McKay was educated at the University of Western Ontario and the University of Wales, where he earned his PhD in 1971. He taught creative writing and English for 27 years in universities including the University of Western Ontario and the University of New Brunswick.
In June 2007, he won the Griffin Poetry Prize for Strike/Slip (2006). He is the co-founder and manuscript reader for Brick Books, one of Canada's leading poetry presses, and was editor of the literary journal The Fiddlehead from 1991-96.
In 2008, he was made a Member of the Order of Canada.[2]
What I remember about the Great Blue Heron that rose like its name over the marsh is touching and holding that small manyveined wrist upon the gunwale, to signal silently - look
the Great Blue Heron (the bidboned wrist).
- The Great Blue Heron, pg. 4
* * *
Along the scarecrow's arms & head & shoulders sit the blackbird laughing.
"This is an image of a scarecrow thinking about blackbirds" they laugh, thinking of themselves as the thinking of the scarecrow - ha! hilarity fills the air around the scarecrow.
This could almost twist the stitched mouth into smiling. To his blackbirds he seems suddenly bemused.
- Lependu nearly materialized by his blackbirds, pg. 11
* * *
What is there to say when the sky pours in the window and the ground begins to eat its figures? We sit like dummies in our kitchen, deaf among enormous crumplings of light. Small wonder each thing looms crowding its edge. In silent movies everyone overacts a little.
It would be nice to breathe the air inside the cello. That would satisfy one thirst of the voice. As it is
only your ribcage speaks for me now, a wicker basket full of sorrow and wish, so tough so finely tuned we have often reinvented the canoe
and paddled off. It would be nice to write the field guide for those riverbanks, to speak without names of the fugitive nocturnal creatures that live and die in our lives.
- Another Theory of Dusk, pg. 27
* * *
The wolf at the door and the wolf in the forest and the work work work of art. The scrape, the chop, the saw tooth tasting maple. The cradle, the cup, the muscle in your mother's arm and back and pelvis, muscle flexing in the air between two people arguing, two people loving, muscle pumping blood. Gut summoned to speak. The rotary cuff, the wrist, having learnt the trick of witching wands and locks, the heft, the grain, the web, the rub of moving parts. And the tiny sea in the ear and the moth wing in the mind, which wait.

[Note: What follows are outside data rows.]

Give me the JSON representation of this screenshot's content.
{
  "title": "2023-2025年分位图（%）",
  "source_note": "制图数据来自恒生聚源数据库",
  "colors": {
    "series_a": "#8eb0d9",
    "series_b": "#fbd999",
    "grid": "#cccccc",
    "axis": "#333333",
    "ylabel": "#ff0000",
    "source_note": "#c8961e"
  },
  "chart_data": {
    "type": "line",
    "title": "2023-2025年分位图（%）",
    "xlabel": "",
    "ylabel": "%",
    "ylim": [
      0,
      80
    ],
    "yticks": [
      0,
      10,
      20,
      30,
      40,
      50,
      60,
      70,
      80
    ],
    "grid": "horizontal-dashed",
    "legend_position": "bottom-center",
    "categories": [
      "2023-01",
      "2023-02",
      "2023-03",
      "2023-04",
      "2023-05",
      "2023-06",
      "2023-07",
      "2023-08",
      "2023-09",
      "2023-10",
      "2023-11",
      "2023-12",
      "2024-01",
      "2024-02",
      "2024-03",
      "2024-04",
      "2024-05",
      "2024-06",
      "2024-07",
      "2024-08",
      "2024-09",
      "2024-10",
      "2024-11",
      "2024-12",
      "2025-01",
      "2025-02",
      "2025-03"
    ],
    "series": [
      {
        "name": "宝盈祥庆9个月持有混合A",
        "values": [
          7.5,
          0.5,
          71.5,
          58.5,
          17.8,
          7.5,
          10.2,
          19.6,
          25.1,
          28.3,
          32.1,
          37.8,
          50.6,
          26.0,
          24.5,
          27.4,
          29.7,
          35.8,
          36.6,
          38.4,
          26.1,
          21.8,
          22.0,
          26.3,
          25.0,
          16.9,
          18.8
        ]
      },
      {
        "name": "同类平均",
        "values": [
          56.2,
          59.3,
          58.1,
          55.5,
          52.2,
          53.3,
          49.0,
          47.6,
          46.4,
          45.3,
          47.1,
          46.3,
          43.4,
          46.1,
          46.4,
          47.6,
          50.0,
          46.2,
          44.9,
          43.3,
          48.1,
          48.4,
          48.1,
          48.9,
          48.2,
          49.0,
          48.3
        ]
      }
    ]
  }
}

- Early Instruments, pg. 33
* * *
astounded, astonied, astunned, stopped short and turned stone, the moment filling with its slow stratified time. Standing there, your face cratered by its gawk, you might be the symbol signifying aeon. What are you, empty or pregnant? Somewhere sediments accumulate on seabeds, seabeds rear up into mountains, ammonites fossilize into gems. Are you thinking or being thought? Cities as sand dunes, epics as e-mail. Astonished you are famous and anonymous, the border washed out by so soft a thing as weather. Someone inside you steps from the forest and across the beach toward the nameless all-dissolving ocean.